Revue

Un atelier philo pour les seniors

Motivation

Ma motivation pour animer cet atelier comprend trois aspects :

A) Optique personnelle, voire narcissique :

  • me permettre de ne pas perdre mes connaissances philosophiques ;
  • en acquérir de nouvelles par la recherche effectuée pour la préparation de mes séances ;
  • me donner la motivation d'aller plus loin dans ma formation ;
  • satisfaire mon envie d'enseigner, mettre à profit le sens pédagogique que j'ai pu exercer dans la première partie de ma carrière professionnelle.

B) Optique altruiste :

  • offrir (je suis bénévole) à mes semblables (la retraite n'est pas toujours gaie), l'opportunité de s'instruire (la plupart des participants sont des non-initiés) ;
  • les motiver eux aussi pour se plonger dans une discipline a priori austère, voire rébarbative ;
  • les comprendre, les aider à s'exprimer, à prendre confiance en eux, à être satisfaits de leur prestation.

C) Optique à long terme

C'est une expérience riche de promesses : une grande partie des acteurs participent à cet atelier depuis 2008 (date de sa mise en oeuvre) ; ils incitent leurs amis à se joindre à nous (bouche à oreille).
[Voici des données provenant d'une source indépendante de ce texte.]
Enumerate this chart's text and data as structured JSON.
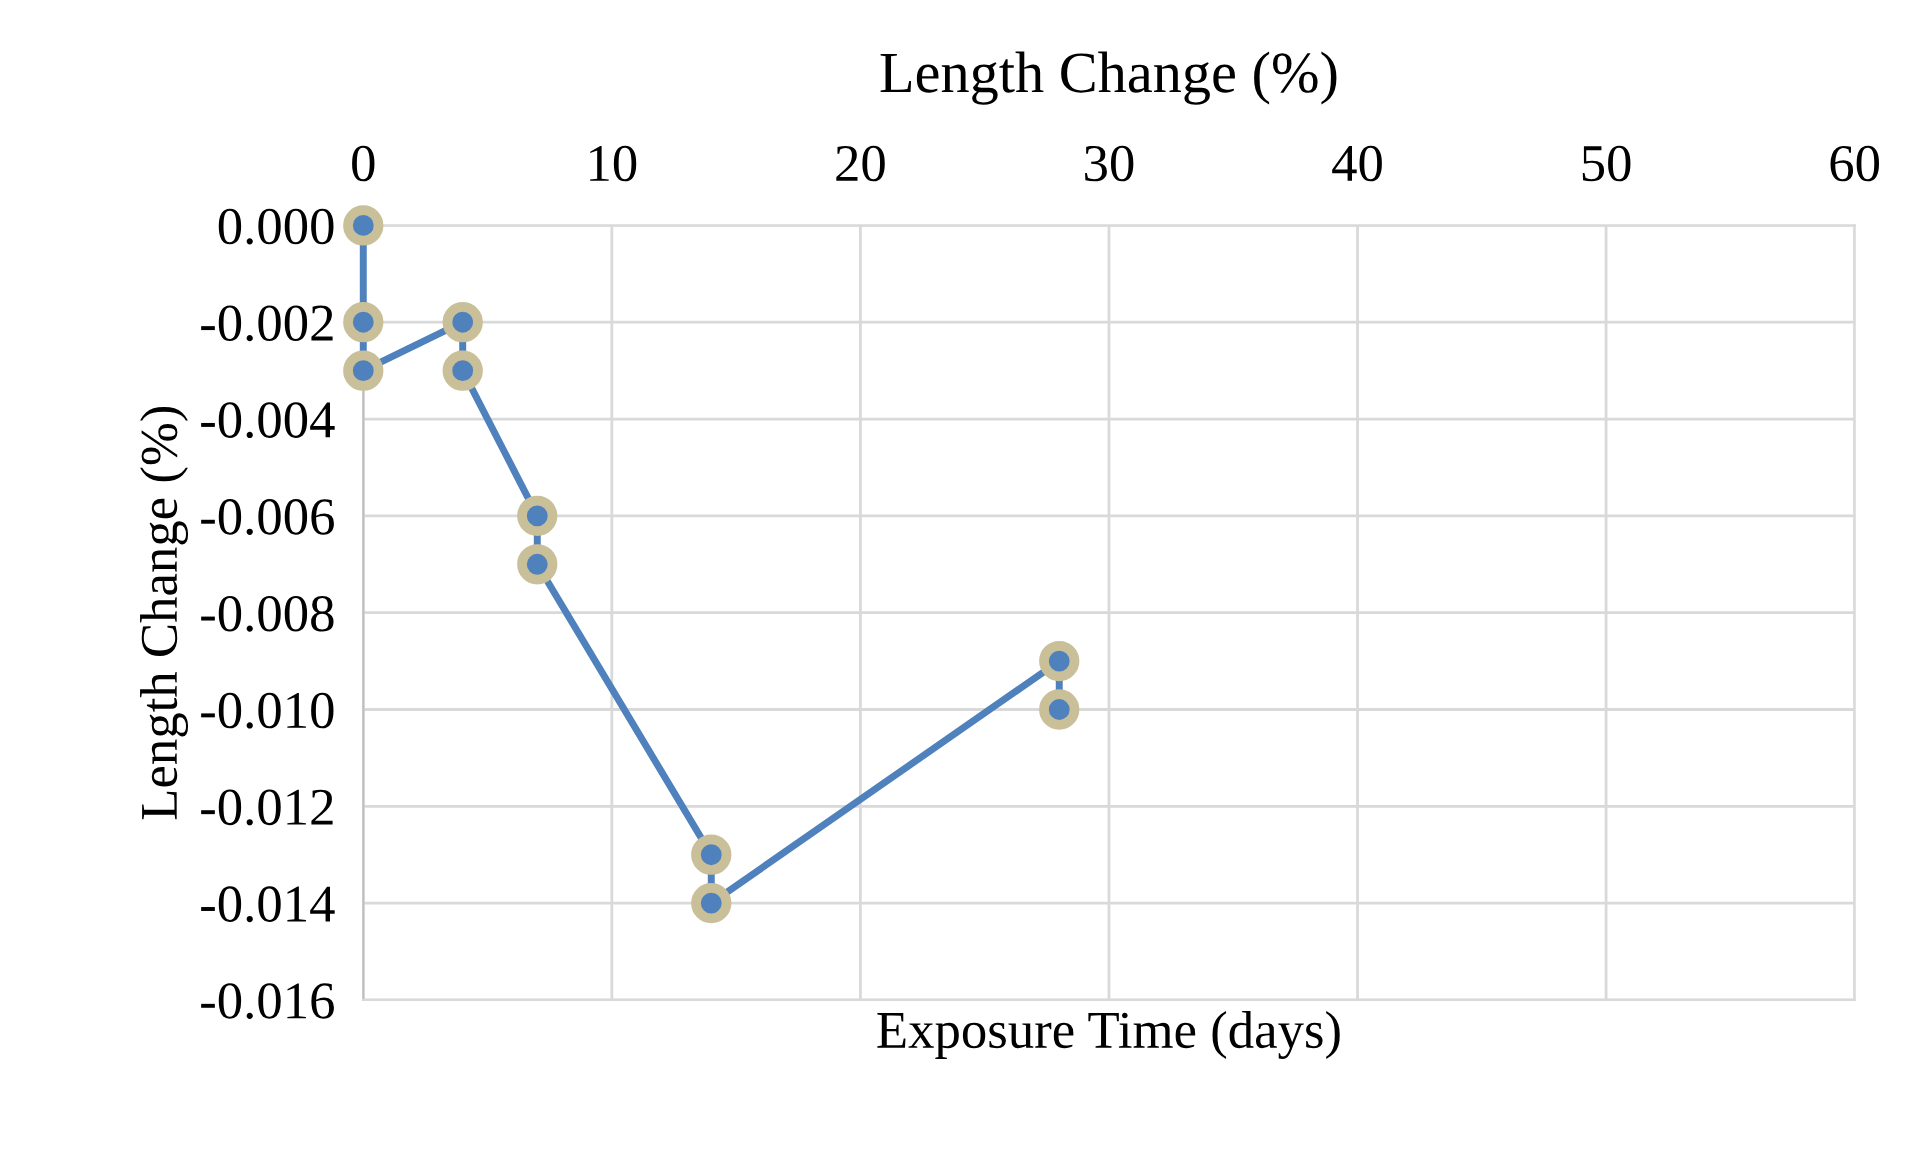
{
  "chart_data": {
    "type": "line",
    "title": "Length Change (%)",
    "xlabel": "Exposure Time (days)",
    "ylabel": "Length Change (%)",
    "x": [
      0,
      0,
      0,
      4,
      4,
      7,
      7,
      14,
      14,
      28,
      28
    ],
    "series": [
      {
        "color": "#4f81bd",
        "values": [
          0.0,
          -0.002,
          -0.003,
          -0.002,
          -0.003,
          -0.006,
          -0.007,
          -0.013,
          -0.014,
          -0.009,
          -0.01
        ]
      }
    ],
    "xlim": [
      0,
      60
    ],
    "xticks": [
      0,
      10,
      20,
      30,
      40,
      50,
      60
    ],
    "ylim": [
      -0.016,
      0.0
    ],
    "yticks": [
      {
        "value": -0.016,
        "label": "-0.016"
      },
      {
        "value": -0.014,
        "label": "-0.014"
      },
      {
        "value": -0.012,
        "label": "-0.012"
      },
      {
        "value": -0.01,
        "label": "-0.010"
      },
      {
        "value": -0.008,
        "label": "-0.008"
      },
      {
        "value": -0.006,
        "label": "-0.006"
      },
      {
        "value": -0.004,
        "label": "-0.004"
      },
      {
        "value": -0.002,
        "label": "-0.002"
      },
      {
        "value": 0.0,
        "label": "0.000"
      }
    ],
    "grid": true,
    "marker": "circle",
    "line_style": "solid",
    "legend": false
  }
}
A noter que l'atelier a commencé avec 20 inscrits et qu'ils sont 35 à ce jour.

Je pense qu'aujourd'hui, tant les participants que moi-même seraient consternés de voir, pour une raison quelconque, se déliter ce bel instant hebdomadaire d'échanges !

Pour concrétiser ce qui vient d'être dit, voici la manière dont j'ai organisé la première séance de mon atelier philo de l'année 2013/2014.

La première séance

"Bienvenue à tous les Seniors ! La question aujourd'hui est : "Comment faire de la philo, "pauvres" Seniors que nous sommes ?". Eh bien, nous allons tout simplement nous communiquer nos réflexions, échanger nos idées sur tous les problèmes de l'existence, et bien sûr, nous en profiterons pour visiter les philosophes d'aujourd'hui et d'hier, d'ici et d'ailleurs, afin de pouvoir confronter notre point de vue aux leurs. J'espère que nos investigations se révèleront des plus enrichissantes, et nous permettront de rendre notre existence plus légère ! Tel est bien là notre but ! Certes, nous devons d'abord nous convaincre d'une chose : il n'y a pas d'âge pour philosopher, ni même pour étudier la philosophie !

Pour en témoigner, je vous livre le message de Paulette, qui, jusqu'à la veille de sa subite disparition, à l'âge de 90 ans, fréquentait assidûment nos ateliers philo. Sa fille écrit : "Maman regrettait beaucoup que ses études aient été bâclées à cause de la guerre, mais, grâce à vos cours, elle découvrait un monde d'idées qu'elle était avide de connaître. Merci d'avoir rendu ses dernières années plus agréables".

Reconnaissons qu'un tel témoignage fait chaud au coeur, et nous conforte dans l'idée que la philosophie, plus qu'aucune autre discipline, peut constituer une sorte de thérapie, propre à cicatriser certaines frustrations anciennes, à rendre l'estime de soi, et enfin, à nous apprendre à relativiser les difficultés inhérentes à la vie elle-même".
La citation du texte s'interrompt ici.